Monday 16 April 2012

Driving


Generally, whenever Louise and I drive anywhere, I do the driving. I don’t think that I am a better driver than she is; in fact I am pretty sure that she is a better driver than I am. She actually likes to drive and she was born with a foot made of lead which allows us to get places faster than if I were to drive.

I have noticed that no matter how awful the driver, they always prefer to be the one behind the wheel. I suspect that the worse you are the more you want to drive. The beauty about driving as opposed to being a passenger is that you get to start screaming before everyone else. Well, unless you were reading the paper or texting, while searching for the beer that you just dropped on the floor.

I don’t particularly like to drive. I am just too aware of the inherent dangers of trying to control a ton of metal hurtling down the road at 110 KPH while thousands of other people that are doing the same thing. I also get distracted by the shape of clouds, people doing odd things at the side of the road, shiny objects in the gutter and sometimes I get caught up with the dials on the dashboard. We rented a car one time and I was playing with the “extras”, checking out temp, KPH/litre and the radio presets when Louise kind of screamed that we weren’t on the actual road anymore. Now, she will often say that I should pick one lane and try to stay between the lines. Good advice really.

I can remember when I turned 16 and unlike pretty much everyone else I had no desire to drive. I lived in a city with a pretty good transit system and I could go almost anywhere faster using the “Red Rocket” than if I were to drive. That, plus the fact that in North America, far more people die in cars than in buses.

I was content not to drive. My dad wasn’t though. He argued that if he had a heart attack and needed to be driven to the hospital; if I had my license I could drive him. I told him that it would be better to get an ambulance. He said that I would be able to borrow the car and go on dates. I said I didn’t have a girlfriend and it didn’t look like I would be getting one soon. He kind of shook his head and mumbled “No shit!” He said that I should get my license because it would open up more job opportunities for me. I told him that I was still in school for a few years yet and I was pretty sure that I wouldn’t want a job that I had to drive. It turns out that he was right and I was wrong about that one. Finally dad just told me I was going to get my license and that was it. Good thing we had this chat.

I won’t go into the hell of learning to drive with my dad, but if I were to start therapy I would be spending the rest of my life discussing that. The day came to take the test. I did the written part and just made the grade, I think that they were very generous in the grading because I didn’t know squat. The guy giving the road test came out and got in the car. I think my eyeballs were sweating. You had to do everything to start the car in the correct order and back out of the spot without hitting anything. I was dreading parallel parking. I was very weak on the parallel parking and they always made you parallel park. I figured that if there were indeed a God then He should help me now.

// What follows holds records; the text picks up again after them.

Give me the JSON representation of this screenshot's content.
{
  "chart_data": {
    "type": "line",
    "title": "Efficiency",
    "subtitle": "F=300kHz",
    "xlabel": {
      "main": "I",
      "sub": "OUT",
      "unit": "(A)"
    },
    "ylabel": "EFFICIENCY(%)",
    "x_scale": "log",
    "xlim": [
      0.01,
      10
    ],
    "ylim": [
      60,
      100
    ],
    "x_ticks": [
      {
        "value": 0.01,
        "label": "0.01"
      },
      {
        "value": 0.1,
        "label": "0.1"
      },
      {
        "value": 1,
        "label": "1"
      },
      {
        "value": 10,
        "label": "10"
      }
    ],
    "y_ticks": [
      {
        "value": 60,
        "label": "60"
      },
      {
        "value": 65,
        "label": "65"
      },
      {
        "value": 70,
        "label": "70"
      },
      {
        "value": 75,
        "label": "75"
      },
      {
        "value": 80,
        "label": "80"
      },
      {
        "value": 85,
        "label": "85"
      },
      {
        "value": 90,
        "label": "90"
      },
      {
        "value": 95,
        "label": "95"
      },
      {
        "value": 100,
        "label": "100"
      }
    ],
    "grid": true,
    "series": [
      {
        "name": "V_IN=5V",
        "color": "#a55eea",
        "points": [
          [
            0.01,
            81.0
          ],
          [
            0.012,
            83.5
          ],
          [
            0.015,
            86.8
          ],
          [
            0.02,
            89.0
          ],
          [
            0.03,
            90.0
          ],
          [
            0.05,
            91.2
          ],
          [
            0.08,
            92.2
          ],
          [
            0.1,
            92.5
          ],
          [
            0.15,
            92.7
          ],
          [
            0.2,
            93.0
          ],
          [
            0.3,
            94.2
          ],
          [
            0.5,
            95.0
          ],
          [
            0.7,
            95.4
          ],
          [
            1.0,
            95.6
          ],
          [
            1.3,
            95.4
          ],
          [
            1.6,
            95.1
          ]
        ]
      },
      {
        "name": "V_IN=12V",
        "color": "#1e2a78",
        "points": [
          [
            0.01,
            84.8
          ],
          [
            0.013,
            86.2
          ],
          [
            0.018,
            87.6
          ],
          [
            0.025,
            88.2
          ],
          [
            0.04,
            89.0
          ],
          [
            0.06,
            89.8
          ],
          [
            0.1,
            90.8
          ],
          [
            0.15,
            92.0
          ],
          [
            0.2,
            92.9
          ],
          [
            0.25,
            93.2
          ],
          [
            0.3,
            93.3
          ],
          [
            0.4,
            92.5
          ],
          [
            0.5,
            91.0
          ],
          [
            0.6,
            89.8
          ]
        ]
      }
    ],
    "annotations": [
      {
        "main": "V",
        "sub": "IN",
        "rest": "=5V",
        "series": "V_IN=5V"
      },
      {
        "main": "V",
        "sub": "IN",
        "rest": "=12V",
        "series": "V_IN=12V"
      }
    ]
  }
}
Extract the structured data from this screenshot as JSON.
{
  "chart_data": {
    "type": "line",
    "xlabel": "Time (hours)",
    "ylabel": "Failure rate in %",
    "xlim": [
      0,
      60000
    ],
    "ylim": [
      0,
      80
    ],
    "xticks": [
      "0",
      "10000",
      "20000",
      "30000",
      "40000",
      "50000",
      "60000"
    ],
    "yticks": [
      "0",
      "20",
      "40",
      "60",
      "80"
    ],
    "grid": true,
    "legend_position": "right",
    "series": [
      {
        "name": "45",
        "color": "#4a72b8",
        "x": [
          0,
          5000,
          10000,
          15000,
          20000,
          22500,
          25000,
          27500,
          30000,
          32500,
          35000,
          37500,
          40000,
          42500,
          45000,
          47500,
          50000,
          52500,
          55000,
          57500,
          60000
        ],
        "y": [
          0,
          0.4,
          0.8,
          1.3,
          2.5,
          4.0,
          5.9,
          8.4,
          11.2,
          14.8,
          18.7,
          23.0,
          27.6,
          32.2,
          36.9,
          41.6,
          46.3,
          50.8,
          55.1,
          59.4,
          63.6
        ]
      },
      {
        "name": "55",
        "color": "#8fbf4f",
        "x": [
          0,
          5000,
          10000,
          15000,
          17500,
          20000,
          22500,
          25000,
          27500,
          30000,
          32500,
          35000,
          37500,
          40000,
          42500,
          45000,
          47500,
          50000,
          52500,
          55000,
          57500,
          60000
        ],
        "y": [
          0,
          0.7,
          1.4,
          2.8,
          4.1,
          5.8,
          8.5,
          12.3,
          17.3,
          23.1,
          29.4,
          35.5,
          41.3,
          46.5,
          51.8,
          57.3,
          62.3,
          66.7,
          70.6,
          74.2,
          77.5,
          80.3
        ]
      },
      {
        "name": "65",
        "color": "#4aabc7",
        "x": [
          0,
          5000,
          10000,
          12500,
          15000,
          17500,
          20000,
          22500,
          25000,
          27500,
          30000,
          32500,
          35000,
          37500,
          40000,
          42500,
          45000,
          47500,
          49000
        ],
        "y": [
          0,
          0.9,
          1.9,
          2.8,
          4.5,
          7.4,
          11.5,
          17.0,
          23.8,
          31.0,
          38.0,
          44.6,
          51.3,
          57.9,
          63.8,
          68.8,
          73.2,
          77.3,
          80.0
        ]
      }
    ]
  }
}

It turns out that I didn’t have to worry about the parallel parking. Just out of the mall I turned right and the guy testing me screamed and grabbed the steering wheel to prevent me from hitting that oncoming car. I was pretty sure that I had failed the test just by the way the guy looked at me. I could see the whites all around his pupils in both eyes. I think I heard God laughing. I drove pretty well after that, and even nailed the parallel parking. Not having any pressure was a good thing for me. I eventually went back and got my license and have been driving in fear ever since.

More than a few years ago now, when my son turned 16 I told him he should get his license. He told me that he wasn’t interested and I said, “What if I have a heart attack and need to get to the hospital?” Well, you know where that conversation led. He eventually moved to a city with a good transit system and didn’t need to drive. In his mid twenties he moved back and he reluctantly decided that he would have to get his license and asked if I would take him practice driving. I did, and in spite of that he got his license and is a goodish driver. Well, he is better than I am anyways. Really though…who isn’t?